Mit meinem Roller fuhr  ich einkaufen und zog mir den Spott gleichaltriger Jungen zu, denen Rollerfahren nur für Kleinkinder vorgesehen schien und damit für einen Jugendlichen unwürdig war.
Eines Tages wies man dem Milchmann offiziell nach, dass er Milch panschte. Ich glaubte das schon immer gewusst zu haben, was mein schlechtes Gewissen ihm gegenüber in Grenzen gehalten hatte. Er belieferte nämlich meine Großtante regelmäßig mit Vollmilch, bekam von ihr aber keine Bezugsabschnitte, sondern kassierte anderweitige Vorteile dafür. Als der Milchmann,  ob der ihm drohenden  Strafverfolgung, keinen Ausweg aus seinem Dilemma mehr sah, hängte er sich auf.

Gemüse und Obst

Völlig unzureichend war  über die Jahre hinweg auch  die Versorgung mit Gemüse und Obst. Seinerzeit versuchten wir, Gemüsebeete anzulegen, um unsere Nahrungssituation zu verbessern. Wir entschieden uns auf dem großen Wohngelände für ein Stück Land, das nicht unmittelbar im Schatten der hohen Bäume lag und versuchten, den Boden zu kultivieren. Aber erstens kamen wir nicht gegen das Unkraut an, das in Windeseile unsere „Kulturlandschaft“ wieder überwucherte, und zweitens hatten wir die Gefräßigkeit der Wildkaninchen unterschätzt, die auf dem Gelände in Scharen ihren Reigen tanzten. Meine unbedarften Versuche, die Kaninchen auf hinterhältige Weise zu fangen, scheiterten. Ich hatte Löcher im Boden ausgehoben, die ich mit  Stöckchen und mit Laub abgedeckt hatte, um die Kaninchen zu täuschen; der Theorie zufolge sollten sie in diese Löcher fallen. Der einzige Erfolg bestand aber darin, dass ich eines Tages einen Igel in der Falle hatte, der von Flöhen übersät war.
Erfolgreich verliefen dagegen die Bemühungen meiner Mutter, eine Gemüsequelle aufzutun. Sie machte eine Frau auf der Saarner Straße ausfindig, die bereit war, uns Gemüse und Salat aus ihrem Garten zu überlassen; selbstverständlich im Tauschverfahren. Die Frau bekam  Ringe, Schmuck und Lederwaren. Dass die Gemüsequelle nach einiger Zeit versiegte, versteht sich von selbst.

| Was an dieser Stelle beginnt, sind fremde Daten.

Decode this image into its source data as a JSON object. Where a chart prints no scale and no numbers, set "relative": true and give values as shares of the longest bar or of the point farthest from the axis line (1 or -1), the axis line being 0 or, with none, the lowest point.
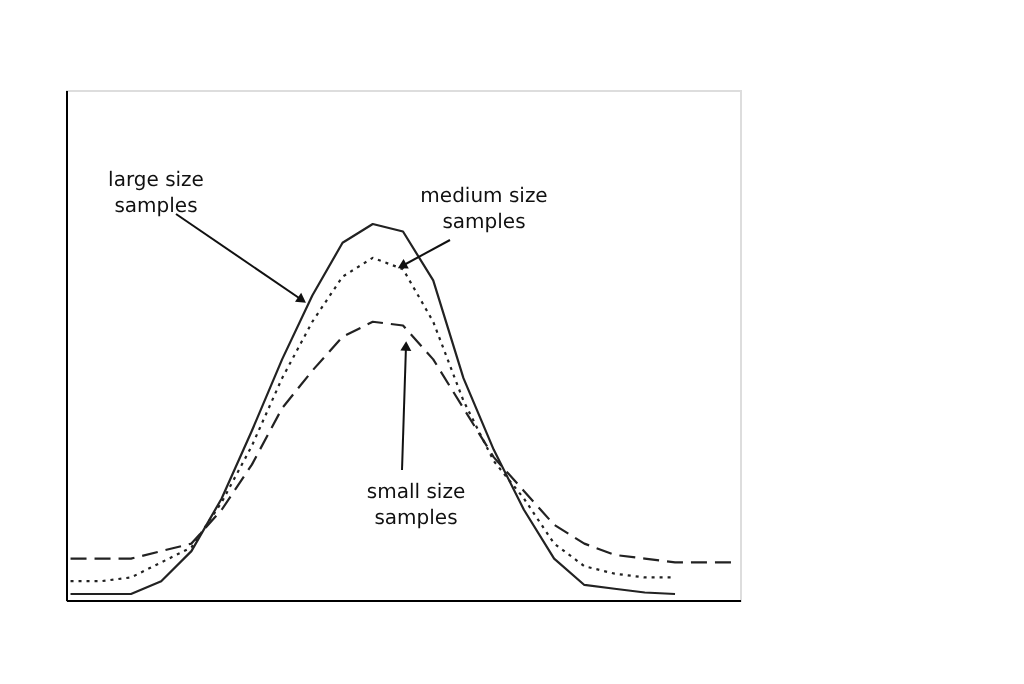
{
  "chart_data": {
    "type": "line",
    "relative": true,
    "legend": false,
    "grid": false,
    "tick_labels": false,
    "marker": "none",
    "categories": [
      null,
      null,
      null,
      null,
      null,
      null,
      null,
      null,
      null,
      null,
      null,
      null,
      null,
      null,
      null,
      null,
      null,
      null,
      null,
      null,
      null,
      null,
      null
    ],
    "series": [
      {
        "name": "large size samples",
        "color": "#222222",
        "line_style": "solid",
        "values": [
          0.016,
          0.016,
          0.016,
          0.05,
          0.13,
          0.27,
          0.45,
          0.64,
          0.81,
          0.95,
          1.0,
          0.98,
          0.85,
          0.59,
          0.4,
          0.24,
          0.11,
          0.04,
          0.03,
          0.02,
          0.016,
          null,
          null
        ]
      },
      {
        "name": "medium size samples",
        "color": "#222222",
        "line_style": "dotted",
        "values": [
          0.05,
          0.05,
          0.06,
          0.1,
          0.14,
          0.26,
          0.41,
          0.59,
          0.74,
          0.86,
          0.91,
          0.88,
          0.74,
          0.53,
          0.37,
          0.27,
          0.15,
          0.09,
          0.07,
          0.06,
          0.06,
          null,
          null
        ]
      },
      {
        "name": "small size samples",
        "color": "#222222",
        "line_style": "dashed",
        "values": [
          0.11,
          0.11,
          0.11,
          0.13,
          0.15,
          0.24,
          0.36,
          0.51,
          0.61,
          0.7,
          0.74,
          0.73,
          0.64,
          0.51,
          0.38,
          0.29,
          0.2,
          0.15,
          0.12,
          0.11,
          0.1,
          0.1,
          0.1
        ]
      }
    ]
  }
}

Im Herbst suchte ich im Duisburger Wald oft und erfolgreich nach Pilzen, die in der recht einseitigen Ernährungssituation eine willkommene Abwechslung waren. Ich sammelte bevorzugt Kremplinge, Butterpilze, Birkenpilze und Hallimasch-Pilze. Eines Tages hatte ich in meiner Ausbeute auch einen Satanspilz, der dem Steinpilz zum Verwechseln ähnlich sieht. Der Satanspilz, der sehr bitter ist, verdarb das Pilzgericht (glücklicherweise), das wir nur noch entsorgen konnten.

Eines Tages brachte mein Vater einen großen Sack voll Rüben mit, die wir zu Rübenkraut verarbeiteten. Das mit dem Rübenkraut bestrichene Maisbrot verzehrten wir mit Heißhunger.

Fett

… war ein sehr begehrtes Nahrungsmittel. Als die Vorräte verbraucht waren und die Zufuhren aufhörten, gab es wochenlang gar kein Fett.